Union Budget tells armed forces to cut the coat as per cloth
Lt General K J Singh
Defence outlay in the annual budget has once again belied expectations, pegged at Rs 3.18 lakh crores approximating to 1.5% of projected GDP, it is the lowest since the 1962 war. Pre-budget optimism was heightened as finance minister had piloted projections of the ministry of defence in her role as defence minister and it was natural to expect larger allocation since she knows the unsatisfactory state of inventory. Allocation marks 6.87% hike over the last budget’s revised estimates and barely caters for inflation. The only silver lining is waiving of basic customs duty on defence imports – likely to save Rs 25,000 crore, over five years. No wonder, the media has listed defence among losers’ category and treatment meted out as ‘blink and miss’ approach. Die-hard optimists can draw some solace from the government describing it as a budget with 10-year vision. It is hoped that experts will concurrently consider putting long-term defence planning and procurement back on rails to give the much-needed impetus to capability building and modernization.
The new defence minister, like his predecessors, had reiterated that financial constraints will not be allowed to impact capability building. On face value, this indeed seems very reassuring as all defence ministers and finance ministers maintain this position. While national consensus on macro issues alludes us, we have unanimity on assurances at least. The ‘feel good factor’ is further amplified with occasional booster dose provided by ill-informed media, heralding every ‘acceptance of necessity’ (AON) as induction. The AON actually is only the first step, more like starting the match. The conversion or strike rate of these for Army is as low as 30%. The Army on the average takes 30 to 40 AONs every year and every such announcement aided by media boosts ‘josh’ factor without sparing even an iota of ‘hosh’ or scrutiny for retracted and stalled AONs.

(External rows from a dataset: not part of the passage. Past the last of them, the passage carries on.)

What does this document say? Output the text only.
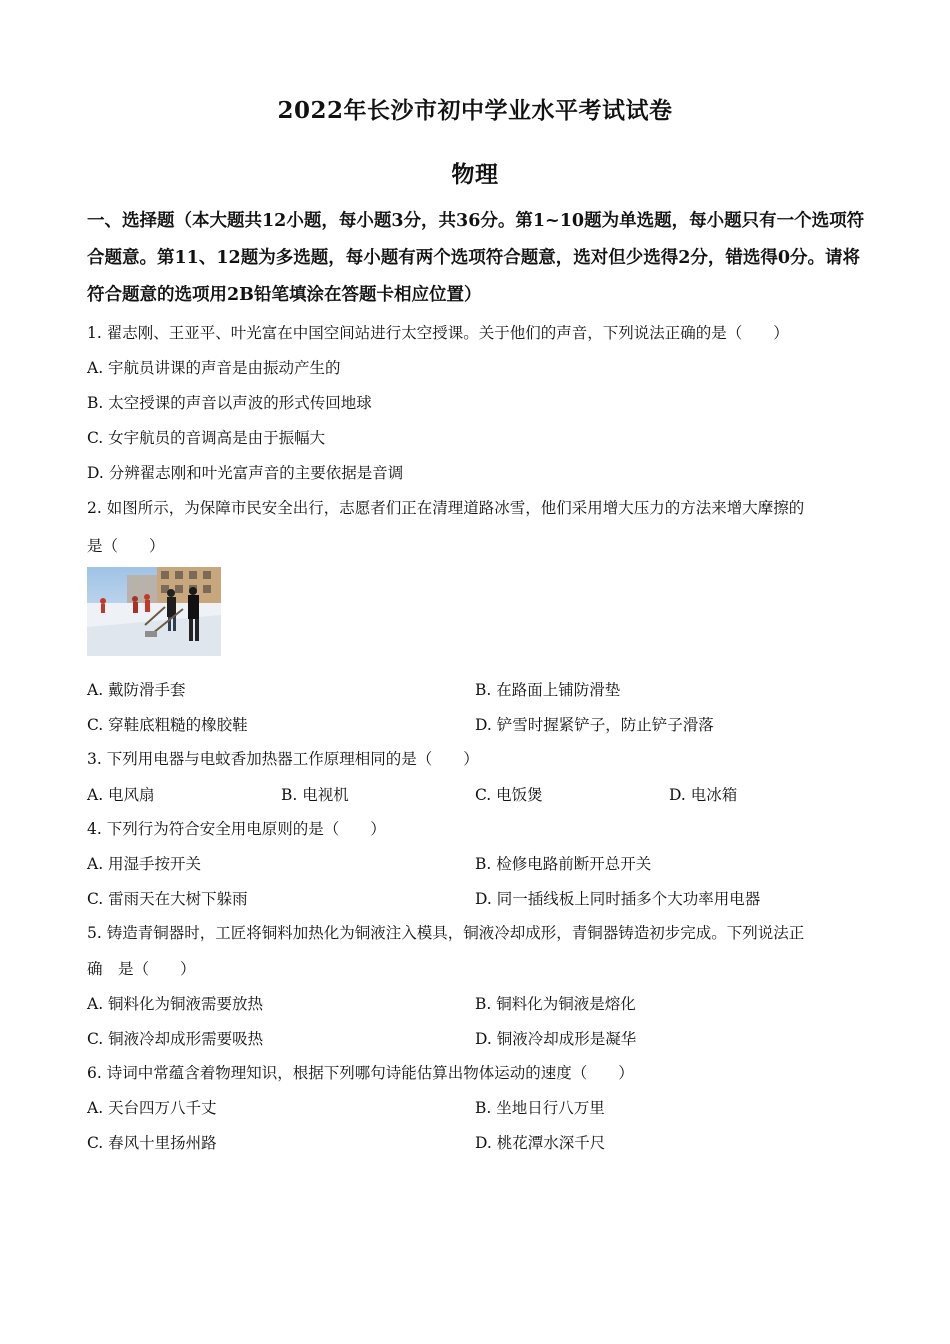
2022年长沙市初中学业水平考试试卷
物理
一、选择题（本大题共12小题，每小题3分，共36分。第1~10题为单选题，每小题只有一个选项符合题意。第11、12题为多选题，每小题有两个选项符合题意，选对但少选得2分，错选得0分。请将符合题意的选项用2B铅笔填涂在答题卡相应位置）
1. 翟志刚、王亚平、叶光富在中国空间站进行太空授课。关于他们的声音，下列说法正确的是（　　）
A. 宇航员讲课的声音是由振动产生的
B. 太空授课的声音以声波的形式传回地球
C. 女宇航员的音调高是由于振幅大
D. 分辨翟志刚和叶光富声音的主要依据是音调
2. 如图所示，为保障市民安全出行，志愿者们正在清理道路冰雪，他们采用增大压力的方法来增大摩擦的
是（　　）
A. 戴防滑手套	B. 在路面上铺防滑垫
C. 穿鞋底粗糙的橡胶鞋	D. 铲雪时握紧铲子，防止铲子滑落
3. 下列用电器与电蚊香加热器工作原理相同的是（　　）
A. 电风扇	B. 电视机	C. 电饭煲	D. 电冰箱
4. 下列行为符合安全用电原则的是（　　）
A. 用湿手按开关	B. 检修电路前断开总开关
C. 雷雨天在大树下躲雨	D. 同一插线板上同时插多个大功率用电器
5. 铸造青铜器时，工匠将铜料加热化为铜液注入模具，铜液冷却成形，青铜器铸造初步完成。下列说法正
确　是（　　）
A. 铜料化为铜液需要放热	B. 铜料化为铜液是熔化
C. 铜液冷却成形需要吸热	D. 铜液冷却成形是凝华
6. 诗词中常蕴含着物理知识，根据下列哪句诗能估算出物体运动的速度（　　）
A. 天台四万八千丈	B. 坐地日行八万里
C. 春风十里扬州路	D. 桃花潭水深千尺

More importantly, the tortuous process between trials and price negotiations culminating into contract spans four to five years. Finally, the gestation of the equipment itself is limited by capacities and could be spread over another four to five years. Recently, an AON was granted for 464 Russian T-90 tanks leading to considerable muscle flexing on social and print media, aided by graphics, as if tanks were ready to roll down. It would have been more objective if flowchart of impending process and pitfalls were included in these reports.
In 2014, an outgoing Army Chief took a rather unprecedented step of flagging critical operational deficiencies, terming them as ‘hollowness’. Consequent to this letter and as points-man for capability building in the Army, I had to anchor hearing by Parliamentary Standing Committee on Defence (PSCOD). We were literally put in the dock with real architects of this sorry state, bureaucrats (as mandated by the transaction of business rules), attending as observers. We heard oft-repeated assurances, the budget will not be allowed to impact defence modernization. Yet, in 2018, in another hearing, the same committee was given rude reality check, which spelt out that against stipulated equipment profile of Modern-30, Current-40 and Ageing-30, existing inventory was 8-24-68 mix and funds not even adequate to service committed liabilities.
The army had traditionally followed threat-based planning, which amounts to reactionary capability building to handle our likely adversaries and manage the hybrid war. This was revised to threat cum capability building, duly supported by mandated levels of deterrence, ‘punitive’ against Pakistan and ‘credible’ against China. Net assessment models had stipulated quantified comparative ratios, stipulating building up 1.5 to 1 superiority against Pakistan. Capability-based planning is more pertinent for catering for ambiguous or emerging threats like artificial intelligence, robotics, space and cyber warfare.
Notwithstanding, stated parameters, in effect, the Army has been following firefighting approach driven by operations branch rather than perspective planning. There are occasional welcome doses of demonstrative acquisition of force multipliers like Rafale, C-130j, Apache, S-400 and ULH through strategic government to government (FMS in American parlance) route. The Army has been forced to resort to emergency induction of ammunition, sniper and other rifles. With regional power aspirations and as a net provider of security, it is high time that we make our procurement system functional graduating to genuine capability-based planning backed by periodic net assessment audits. While ambiguity seems to be the currently favoured approach and is needed for a few surprise capabilities yet for stable deterrence, it is axiomatic to build transparency and demonstrate seriousness in capability building. The much-needed reform of creating a non-lapsing fund for capital acquisitions will alleviate our problems as towards close of the financial year, it becomes process driven scramble to book expenditure with the status of schemes often an overriding priority.
The current, 13th Army plan covers the period from 2017 to 2022 and even at the mid-term stage, it is still in the discussion stage. It is also learnt that current review is driven by fiscal pragmatism, wherein a number of schemes may reflect budgetary realities. To put it bluntly, the armed forces have been told to cut the coat as per cloth. For those, who are statistically inclined, 12th Army plan had approximately 700 schemes and this one may have only 300 schemes. While drafting a new plan, mandatory pre-plan review invariably shows slippages, hence, it is prudent to remain pragmatic in projections but the overall impact on capabilities must be deliberately considered. It may be worthwhile to take plan holiday for first three years of the current plan, recast and draw a well-considered plan in next six months and apply it from 2020 to 2025 with clearly defined targets and more liberal funding.
DISCLAIMER : Views expressed above are the author’s own.